A deep understanding of clinical and RWE data structures, regulatory frameworks, privacy laws like GDPR and HIPAA, and anonymization techniques is required. Familiarity with EMA Policy 0070, EU CTR, governance tools (e.g., Collibra, Informatica), and data platforms (e.g., CPRD, Aetion) is highly valued. Exceptional leadership, collaboration, communication skills, and the ability to operationalize legal requirements with a strategic, execution-focused mindset are critical. As a people leader, you'll create inclusion, model diverse teams, and empower employees.

Basic Qualifications

• Bachelor's + 8 years OR Master's + 6 years OR PhD + 2 years
• Experience in pharma/biotech

Preferred Qualifications

• Programming expertise (SAS, R, Python, SQL)
• Data governance and regulatory knowledge
• Leadership in clinical/RWE data

Benefits & Perks

Gilead Sciences offers a premium compensation package for the Sr Manager, Statistical Programming role, including an estimated salary range reflecting biopharmaceutical sector rates with a buffer for top talent. Beyond competitive pay, enjoy fully remote work across the United States, comprehensive health insurance, retirement plans, and generous paid time off. Professional development programs, leadership training, and tuition reimbursement support your growth.

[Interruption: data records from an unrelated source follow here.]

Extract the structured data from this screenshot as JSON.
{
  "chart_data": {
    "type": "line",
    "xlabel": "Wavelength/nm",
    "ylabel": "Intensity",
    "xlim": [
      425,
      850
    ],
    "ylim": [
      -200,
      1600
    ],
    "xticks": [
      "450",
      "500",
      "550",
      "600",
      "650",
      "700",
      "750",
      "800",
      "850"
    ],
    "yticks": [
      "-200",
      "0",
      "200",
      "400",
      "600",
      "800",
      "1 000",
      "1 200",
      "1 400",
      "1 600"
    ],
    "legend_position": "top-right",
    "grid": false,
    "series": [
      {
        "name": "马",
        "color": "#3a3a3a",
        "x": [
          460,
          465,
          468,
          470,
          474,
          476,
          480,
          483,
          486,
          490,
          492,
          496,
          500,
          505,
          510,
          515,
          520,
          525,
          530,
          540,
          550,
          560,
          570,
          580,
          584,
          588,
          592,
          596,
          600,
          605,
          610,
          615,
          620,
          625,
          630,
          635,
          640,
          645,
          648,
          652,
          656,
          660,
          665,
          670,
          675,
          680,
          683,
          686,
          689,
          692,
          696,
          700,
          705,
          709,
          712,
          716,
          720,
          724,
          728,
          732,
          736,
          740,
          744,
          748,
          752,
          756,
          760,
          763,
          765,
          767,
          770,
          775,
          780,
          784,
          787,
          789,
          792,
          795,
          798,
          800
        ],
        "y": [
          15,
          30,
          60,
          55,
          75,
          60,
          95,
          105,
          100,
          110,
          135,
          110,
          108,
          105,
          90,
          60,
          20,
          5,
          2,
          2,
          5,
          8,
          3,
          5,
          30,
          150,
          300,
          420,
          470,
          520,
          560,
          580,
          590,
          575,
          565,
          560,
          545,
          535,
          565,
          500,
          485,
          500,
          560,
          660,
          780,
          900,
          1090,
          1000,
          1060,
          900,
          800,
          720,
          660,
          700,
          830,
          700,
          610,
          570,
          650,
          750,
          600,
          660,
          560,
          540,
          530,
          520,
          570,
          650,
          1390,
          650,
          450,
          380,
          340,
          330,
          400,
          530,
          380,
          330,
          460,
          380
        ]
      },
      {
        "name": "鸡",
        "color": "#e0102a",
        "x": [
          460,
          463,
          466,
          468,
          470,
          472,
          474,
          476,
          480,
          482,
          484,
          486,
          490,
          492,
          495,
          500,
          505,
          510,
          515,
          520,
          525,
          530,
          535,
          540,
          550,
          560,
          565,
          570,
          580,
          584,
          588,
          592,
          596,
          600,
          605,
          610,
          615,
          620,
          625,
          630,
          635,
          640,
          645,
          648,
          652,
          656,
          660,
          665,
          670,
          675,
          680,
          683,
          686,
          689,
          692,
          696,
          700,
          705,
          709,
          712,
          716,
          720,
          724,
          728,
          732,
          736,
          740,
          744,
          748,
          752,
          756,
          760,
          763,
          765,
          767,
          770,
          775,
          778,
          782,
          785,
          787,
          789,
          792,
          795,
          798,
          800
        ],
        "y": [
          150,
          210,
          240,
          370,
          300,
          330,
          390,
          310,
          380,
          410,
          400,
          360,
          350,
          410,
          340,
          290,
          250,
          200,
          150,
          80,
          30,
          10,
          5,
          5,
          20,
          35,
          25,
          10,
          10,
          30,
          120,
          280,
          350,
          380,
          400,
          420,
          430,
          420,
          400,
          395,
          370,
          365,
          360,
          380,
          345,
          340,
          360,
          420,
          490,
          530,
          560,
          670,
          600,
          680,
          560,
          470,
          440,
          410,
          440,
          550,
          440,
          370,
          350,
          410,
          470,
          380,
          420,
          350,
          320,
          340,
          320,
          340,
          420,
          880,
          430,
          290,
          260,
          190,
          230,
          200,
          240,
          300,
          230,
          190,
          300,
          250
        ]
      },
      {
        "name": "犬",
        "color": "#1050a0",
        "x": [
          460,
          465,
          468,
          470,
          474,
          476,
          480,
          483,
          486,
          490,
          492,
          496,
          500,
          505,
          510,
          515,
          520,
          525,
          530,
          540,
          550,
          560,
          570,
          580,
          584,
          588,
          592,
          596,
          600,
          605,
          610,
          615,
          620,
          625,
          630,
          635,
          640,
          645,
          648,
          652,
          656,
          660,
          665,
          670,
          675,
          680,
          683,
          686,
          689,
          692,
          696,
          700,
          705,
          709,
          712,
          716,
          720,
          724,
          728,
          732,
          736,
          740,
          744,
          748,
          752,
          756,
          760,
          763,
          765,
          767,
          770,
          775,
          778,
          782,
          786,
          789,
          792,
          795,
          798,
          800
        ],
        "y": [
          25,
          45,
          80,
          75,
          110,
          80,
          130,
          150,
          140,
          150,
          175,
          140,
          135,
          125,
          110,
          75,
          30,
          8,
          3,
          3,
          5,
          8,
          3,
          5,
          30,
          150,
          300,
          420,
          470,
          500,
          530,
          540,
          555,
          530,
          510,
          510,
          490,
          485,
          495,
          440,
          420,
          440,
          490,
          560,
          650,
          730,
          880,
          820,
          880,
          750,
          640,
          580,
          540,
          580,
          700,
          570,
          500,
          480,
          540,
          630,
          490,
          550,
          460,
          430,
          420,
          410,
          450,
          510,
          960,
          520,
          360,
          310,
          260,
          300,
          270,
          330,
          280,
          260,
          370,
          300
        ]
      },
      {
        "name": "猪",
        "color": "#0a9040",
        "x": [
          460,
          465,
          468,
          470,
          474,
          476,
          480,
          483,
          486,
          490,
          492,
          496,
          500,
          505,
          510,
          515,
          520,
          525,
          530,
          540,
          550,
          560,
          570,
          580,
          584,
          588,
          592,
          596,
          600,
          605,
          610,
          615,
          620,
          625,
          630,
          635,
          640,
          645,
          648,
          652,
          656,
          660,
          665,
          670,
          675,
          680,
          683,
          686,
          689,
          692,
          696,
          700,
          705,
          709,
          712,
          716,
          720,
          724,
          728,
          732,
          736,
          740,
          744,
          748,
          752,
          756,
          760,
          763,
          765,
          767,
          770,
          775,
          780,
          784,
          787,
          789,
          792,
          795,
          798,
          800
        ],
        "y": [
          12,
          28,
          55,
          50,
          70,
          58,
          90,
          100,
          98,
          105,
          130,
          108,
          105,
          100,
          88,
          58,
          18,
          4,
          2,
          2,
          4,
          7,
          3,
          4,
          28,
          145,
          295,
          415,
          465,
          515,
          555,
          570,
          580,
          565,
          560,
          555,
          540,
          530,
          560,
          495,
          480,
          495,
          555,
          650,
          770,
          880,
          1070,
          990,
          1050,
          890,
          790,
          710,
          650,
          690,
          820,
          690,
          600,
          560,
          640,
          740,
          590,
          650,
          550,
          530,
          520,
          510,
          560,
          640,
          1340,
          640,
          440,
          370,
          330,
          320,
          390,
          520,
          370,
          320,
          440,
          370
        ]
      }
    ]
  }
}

Gilead's inclusive culture provides wellness resources, employee assistance programs, and stock options. Join a company that values work-life balance while tackling global health challenges in HIV, oncology, and inflammatory diseases.

Career Growth

At Gilead, career advancement is a priority. As a people leader, you'll evolve the company culture, fostering inclusion and empowerment. This role offers pathways to higher leadership in data sciences, regulatory affairs, or R&D. Gilead invests in training on emerging technologies, regulatory landscapes, and leadership skills. With a track record of internal promotions, ambitious professionals thrive, contributing to innovations in HIV therapies, cancer treatments, and beyond. Network with cross-functional teams and global experts to build a lasting impact.

Why Join Gilead

Gilead Sciences stands out for its relentless drive against public health threats. Your work as Sr Manager, Statistical Programming will directly support therapies improving lives worldwide. Enjoy a collaborative environment where diverse teams innovate boldly. Remote flexibility, ethical focus, and mission-driven culture make Gilead ideal for passionate leaders. Contribute to Gilead's legacy in HIV, oncology, inflammatory diseases, and viral hepatitis while advancing your career in a premium biopharma setting.

Role FAQs

Q: Is this role fully remote? Yes, available remotely across the United States.

Q: What programming skills are needed? Proficiency in SAS, R, Python, SQL, or similar.

Q: Does it require travel? Minimal, focused on remote collaboration.

Q: What regulations will I handle? GDPR, HIPAA, EMA Policy 0070, EU CTR, and more.

Q: Is leadership experience required? Yes, with accountabilities for inclusion and team development.